Step 3: Note What Happens to Your Running (Triathlon)
If you are a triathlete, the optimal cadence on the bike is partly determined by how well your legs transition to running. High cadences (90–100 RPM) during the bike leg are associated with better run performance off the bike because they preserve muscular capacity that grinding (low cadence, high force) depletes.
Garmin and Cadence Monitoring
Most Garmin cycling computers and GPS watches track cadence via an ANT+ cadence sensor (pedal or crank-mounted) or estimated from GPS and accelerometer data on compatible devices. The Garmin Edge series allows you to set cadence alerts — if you drop below or exceed your target RPM range, the device notifies you.
Reviewing your cadence data in Garmin Connect after rides is useful for:
- Identifying cadence drops during climbs (a common sign of fatigue or insufficient gearing)
- Tracking cadence trends across a training block (as fitness improves, comfortable cadence at a given power typically rises)
- Comparing cadence between indoor and outdoor rides
Cadence Training: How to Improve
If your natural cadence is below 80 RPM and you want to train it higher, the process requires patience. Cadence is a neuromuscular pattern — changing it takes weeks of consistent practice, not days.
- High cadence drills: Spend 10–15 minutes of an easy ride doing 1-minute efforts at 100–110 RPM in a light gear. Focus on smooth, circular pedal strokes with no bounce in the saddle.
- Cadence alerts: Set a cadence alert on your Garmin to beep when you drop below your target (e.g., 88 RPM). Use this during easy rides for 4–6 weeks.
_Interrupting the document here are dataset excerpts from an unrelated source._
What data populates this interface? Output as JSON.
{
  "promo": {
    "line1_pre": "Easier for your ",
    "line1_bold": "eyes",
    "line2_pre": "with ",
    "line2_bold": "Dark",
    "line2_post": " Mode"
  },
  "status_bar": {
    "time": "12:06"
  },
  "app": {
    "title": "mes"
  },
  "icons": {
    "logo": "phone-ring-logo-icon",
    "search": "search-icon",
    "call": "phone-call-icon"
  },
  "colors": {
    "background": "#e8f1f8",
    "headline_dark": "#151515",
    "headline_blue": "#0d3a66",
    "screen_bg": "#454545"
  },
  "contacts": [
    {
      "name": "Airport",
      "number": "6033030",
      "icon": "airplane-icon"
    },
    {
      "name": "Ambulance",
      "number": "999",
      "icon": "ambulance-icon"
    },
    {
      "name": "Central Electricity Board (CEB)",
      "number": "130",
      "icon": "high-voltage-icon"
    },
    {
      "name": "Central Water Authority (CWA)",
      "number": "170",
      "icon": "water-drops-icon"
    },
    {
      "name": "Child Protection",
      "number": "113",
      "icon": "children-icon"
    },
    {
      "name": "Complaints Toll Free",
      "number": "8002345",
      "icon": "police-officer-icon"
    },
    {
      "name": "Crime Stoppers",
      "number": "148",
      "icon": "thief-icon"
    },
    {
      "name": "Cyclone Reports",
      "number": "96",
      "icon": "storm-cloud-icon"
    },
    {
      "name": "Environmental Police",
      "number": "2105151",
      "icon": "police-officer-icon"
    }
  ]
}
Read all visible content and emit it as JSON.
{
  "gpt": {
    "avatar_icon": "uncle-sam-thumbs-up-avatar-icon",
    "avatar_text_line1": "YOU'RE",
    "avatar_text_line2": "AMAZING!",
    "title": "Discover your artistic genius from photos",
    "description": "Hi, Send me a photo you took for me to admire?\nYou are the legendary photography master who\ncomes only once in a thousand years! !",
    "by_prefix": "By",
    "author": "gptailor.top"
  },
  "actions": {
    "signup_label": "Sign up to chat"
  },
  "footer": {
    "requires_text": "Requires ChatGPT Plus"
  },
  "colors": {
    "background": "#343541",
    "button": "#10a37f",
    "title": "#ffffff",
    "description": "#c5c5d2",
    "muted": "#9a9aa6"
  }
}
- Patience: An increase from 75 RPM to 90 RPM as your comfortable cruising cadence takes 8–12 weeks of consistent practice. Forcing it in one week produces sloppy technique, not real adaptation.
The Bottom Line
Most trained endurance cyclists perform best in the 85–100 RPM range, with elite riders typically clustering around 90–100 RPM. If your cadence is consistently below 80 RPM on easy terrain, it is worth training it upward through structured drills over several weeks. Use Garmin cadence alerts to enforce your target range during training, and review your cadence data in Garmin Connect to track improvement over months.